I believe Bohrod must have received a tremendous amount of outcry demanding that these paintings had to disappear by any means. Without a doubt, the commissioners of Bohrod’s paintings had to feel betrayed for what he had done. I do not know what role they or the university administration or professional art critics played in the disappearance of the paintings, but they vanished without a trace, including the nature scenes I had seen at that site above University Avenue. Perhaps Bohrod himself either had them hidden into to perpetuity or destroyed them himself, including the nature scenes.

Years later I tried to find the publication in which Bohrod’s paintings were displayed and that one particular issue was missing. I have used the Internet and found nothing and gave up on computer searches, although there is an abundance of his paintings  on the Internet, but not of the great religions or the nature scenes. So far as I am concerned it remains a mystery to be solved. If only I had used my brownie camera!

Several years ago I happened to be listening to a Chicago radio station and I accidently came across a woman doing an interview with Bohrod. The interview had just begun and I was  hoping he’d tell the interviewer and a broad national audience the story behind the paintings and the missing nature scenes. But she never asked  him and he never said a word about them. It is as if the paintings and nature scenes never existed and that he had never been a great artist.

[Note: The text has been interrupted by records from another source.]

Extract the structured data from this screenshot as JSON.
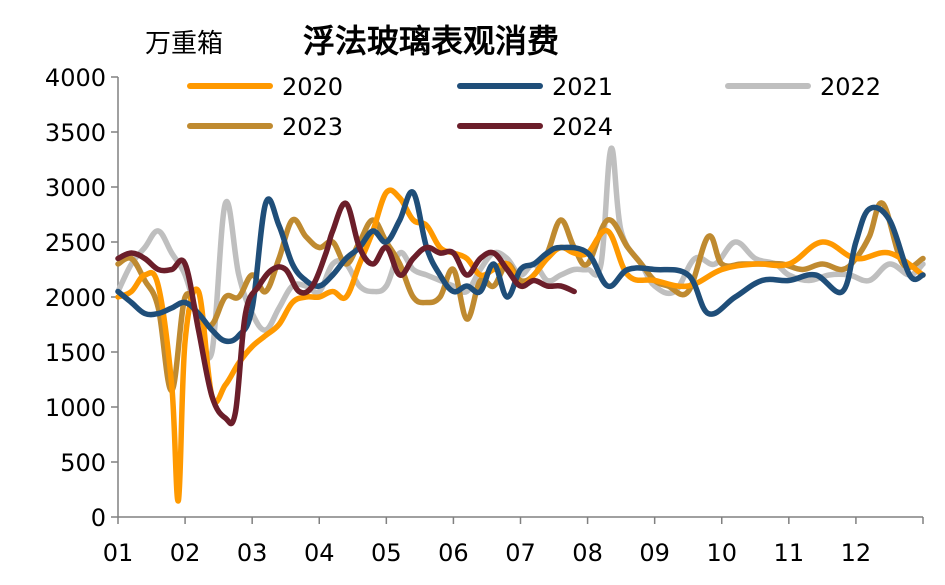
{
  "chart_data": {
    "type": "line",
    "title": "浮法玻璃表观消费",
    "unit_label": "万重箱",
    "xlabel": "",
    "ylabel": "",
    "x_tick_labels": [
      "01",
      "02",
      "03",
      "04",
      "05",
      "06",
      "07",
      "08",
      "09",
      "10",
      "11",
      "12"
    ],
    "ylim": [
      0,
      4000
    ],
    "y_ticks": [
      0,
      500,
      1000,
      1500,
      2000,
      2500,
      3000,
      3500,
      4000
    ],
    "grid": false,
    "legend": "top",
    "series": [
      {
        "name": "2020",
        "color": "#FF9900",
        "x": [
          1.0,
          1.2,
          1.4,
          1.6,
          1.8,
          1.9,
          2.0,
          2.2,
          2.4,
          2.6,
          2.8,
          3.0,
          3.2,
          3.4,
          3.6,
          3.8,
          4.0,
          4.2,
          4.4,
          4.6,
          4.8,
          5.0,
          5.2,
          5.4,
          5.6,
          5.8,
          6.0,
          6.2,
          6.4,
          6.6,
          6.8,
          7.0,
          7.2,
          7.4,
          7.6,
          7.8,
          8.0,
          8.3,
          8.6,
          9.0,
          9.5,
          10.0,
          10.5,
          11.0,
          11.5,
          12.0,
          12.5,
          13.0
        ],
        "values": [
          2000,
          2050,
          2200,
          2100,
          1200,
          150,
          1600,
          2050,
          1100,
          1200,
          1400,
          1550,
          1650,
          1750,
          1950,
          2000,
          2000,
          2050,
          2000,
          2300,
          2600,
          2950,
          2900,
          2700,
          2650,
          2450,
          2400,
          2350,
          2200,
          2250,
          2300,
          2100,
          2200,
          2350,
          2450,
          2400,
          2400,
          2600,
          2200,
          2150,
          2100,
          2250,
          2300,
          2300,
          2500,
          2350,
          2400,
          2200
        ]
      },
      {
        "name": "2021",
        "color": "#1F4E79",
        "x": [
          1.0,
          1.2,
          1.4,
          1.6,
          1.8,
          2.0,
          2.2,
          2.4,
          2.6,
          2.8,
          3.0,
          3.2,
          3.4,
          3.6,
          3.8,
          4.0,
          4.2,
          4.4,
          4.6,
          4.8,
          5.0,
          5.2,
          5.4,
          5.6,
          5.8,
          6.0,
          6.2,
          6.4,
          6.6,
          6.8,
          7.0,
          7.2,
          7.4,
          7.6,
          8.0,
          8.3,
          8.6,
          9.0,
          9.5,
          9.8,
          10.2,
          10.6,
          11.0,
          11.4,
          11.8,
          12.0,
          12.2,
          12.5,
          12.8,
          13.0
        ],
        "values": [
          2050,
          1950,
          1850,
          1850,
          1900,
          1950,
          1850,
          1700,
          1600,
          1650,
          1900,
          2850,
          2650,
          2300,
          2150,
          2100,
          2200,
          2350,
          2450,
          2600,
          2500,
          2700,
          2950,
          2450,
          2200,
          2050,
          2100,
          2050,
          2300,
          2000,
          2250,
          2300,
          2400,
          2450,
          2400,
          2100,
          2250,
          2250,
          2200,
          1850,
          2000,
          2150,
          2150,
          2200,
          2050,
          2500,
          2800,
          2700,
          2200,
          2200
        ]
      },
      {
        "name": "2022",
        "color": "#BFBFBF",
        "x": [
          1.0,
          1.2,
          1.4,
          1.6,
          1.8,
          2.0,
          2.2,
          2.4,
          2.6,
          2.8,
          3.0,
          3.2,
          3.4,
          3.6,
          3.8,
          4.0,
          4.2,
          4.4,
          4.6,
          4.8,
          5.0,
          5.2,
          5.4,
          5.6,
          5.8,
          6.0,
          6.2,
          6.4,
          6.6,
          6.8,
          7.0,
          7.2,
          7.4,
          7.6,
          7.8,
          8.0,
          8.2,
          8.35,
          8.5,
          8.8,
          9.0,
          9.3,
          9.6,
          9.9,
          10.2,
          10.5,
          10.8,
          11.0,
          11.3,
          11.6,
          11.9,
          12.2,
          12.5,
          12.8,
          13.0
        ],
        "values": [
          2050,
          2300,
          2450,
          2600,
          2400,
          2200,
          1800,
          1500,
          2850,
          2200,
          1850,
          1700,
          1900,
          2100,
          2100,
          2050,
          2300,
          2300,
          2100,
          2050,
          2100,
          2400,
          2250,
          2200,
          2150,
          2100,
          2050,
          2250,
          2400,
          2350,
          2200,
          2300,
          2150,
          2200,
          2250,
          2250,
          2300,
          3350,
          2600,
          2300,
          2100,
          2050,
          2350,
          2300,
          2500,
          2350,
          2300,
          2200,
          2150,
          2200,
          2200,
          2150,
          2300,
          2200,
          2300
        ]
      },
      {
        "name": "2023",
        "color": "#BF8A30",
        "x": [
          1.0,
          1.2,
          1.4,
          1.6,
          1.8,
          2.0,
          2.2,
          2.4,
          2.6,
          2.8,
          3.0,
          3.2,
          3.4,
          3.6,
          3.8,
          4.0,
          4.2,
          4.4,
          4.6,
          4.8,
          5.0,
          5.2,
          5.4,
          5.6,
          5.8,
          6.0,
          6.2,
          6.4,
          6.6,
          6.8,
          7.0,
          7.2,
          7.4,
          7.6,
          7.8,
          8.0,
          8.3,
          8.6,
          8.8,
          9.0,
          9.2,
          9.5,
          9.8,
          10.0,
          10.3,
          10.6,
          10.9,
          11.2,
          11.5,
          11.8,
          12.0,
          12.2,
          12.4,
          12.7,
          13.0
        ],
        "values": [
          2300,
          2350,
          2150,
          1900,
          1150,
          2000,
          1800,
          1750,
          2000,
          2000,
          2200,
          2050,
          2350,
          2700,
          2550,
          2450,
          2500,
          2300,
          2500,
          2700,
          2500,
          2300,
          2000,
          1950,
          2000,
          2250,
          1800,
          2150,
          2100,
          2300,
          2150,
          2200,
          2400,
          2700,
          2450,
          2300,
          2700,
          2450,
          2300,
          2150,
          2100,
          2050,
          2550,
          2300,
          2300,
          2300,
          2300,
          2250,
          2300,
          2250,
          2350,
          2550,
          2850,
          2300,
          2350
        ]
      },
      {
        "name": "2024",
        "color": "#6B1E2A",
        "x": [
          1.0,
          1.2,
          1.4,
          1.6,
          1.8,
          2.0,
          2.2,
          2.4,
          2.6,
          2.75,
          2.9,
          3.1,
          3.3,
          3.5,
          3.7,
          3.9,
          4.1,
          4.2,
          4.4,
          4.6,
          4.8,
          5.0,
          5.2,
          5.4,
          5.6,
          5.8,
          6.0,
          6.2,
          6.4,
          6.6,
          6.8,
          7.0,
          7.2,
          7.4,
          7.6,
          7.8
        ],
        "values": [
          2350,
          2400,
          2350,
          2250,
          2250,
          2300,
          1700,
          1100,
          900,
          950,
          1850,
          2100,
          2250,
          2250,
          2050,
          2100,
          2400,
          2600,
          2850,
          2450,
          2300,
          2450,
          2200,
          2350,
          2450,
          2400,
          2400,
          2200,
          2350,
          2400,
          2250,
          2100,
          2150,
          2100,
          2100,
          2050
        ]
      }
    ]
  }
}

Hearing his voice again stirred past memories of him that I never fully understood until recently. I started thinking of going to Chicago, especially after what I knew about him and his paintings and finally  could have had a chance for getting my painting back. I could have tracked  him down. But too much time had passed and my emotional frustrations and confusions were more about what had happened at the site and the sly look he had given me as I left my painting with him and pedaled back to Eagle Heights with my brief case  to get the car.

What about that gift he had given me? In the maturity of my years I finally came to realize what had been bothering me in my relationship to this great artist for so many years.  I had been blind and came to see that in his own way Aaron Bohrod was not laughing at me; he was teaching me a moral lesson in judging what is most important and valuable in my life. I had put my briefcase as more important than a painting by one of the world’s great artists and that this sly old man saw me coming not for the joke of watching me struggle with the painting and my briefcase, but for the humor in my poor judgment of keeping my briefcase as more important to me than his painting.

Whatever else we may say about him, he was a great man and superior artist deserving of our  respect and reverence for his incredible ability in technical details. Many might say, “Where’s the evidence.” However, even though his great religions paintings and his nature scene paintings, one   of which belongs to me, have mysteriously disappeared, there remains abundant evidence for the hundreds of paintings of all varieties that he did paint that are publicly available for all to see.

The lesson he taught me was realized many years later. But what a great way to learn one of the most important lessons in life, a lesson my wife Pat and I had made a high priority in the lives of our children.

No matter how serious your religious beliefs, did you not smile at least a little bit or laugh with Aaron Bohrod?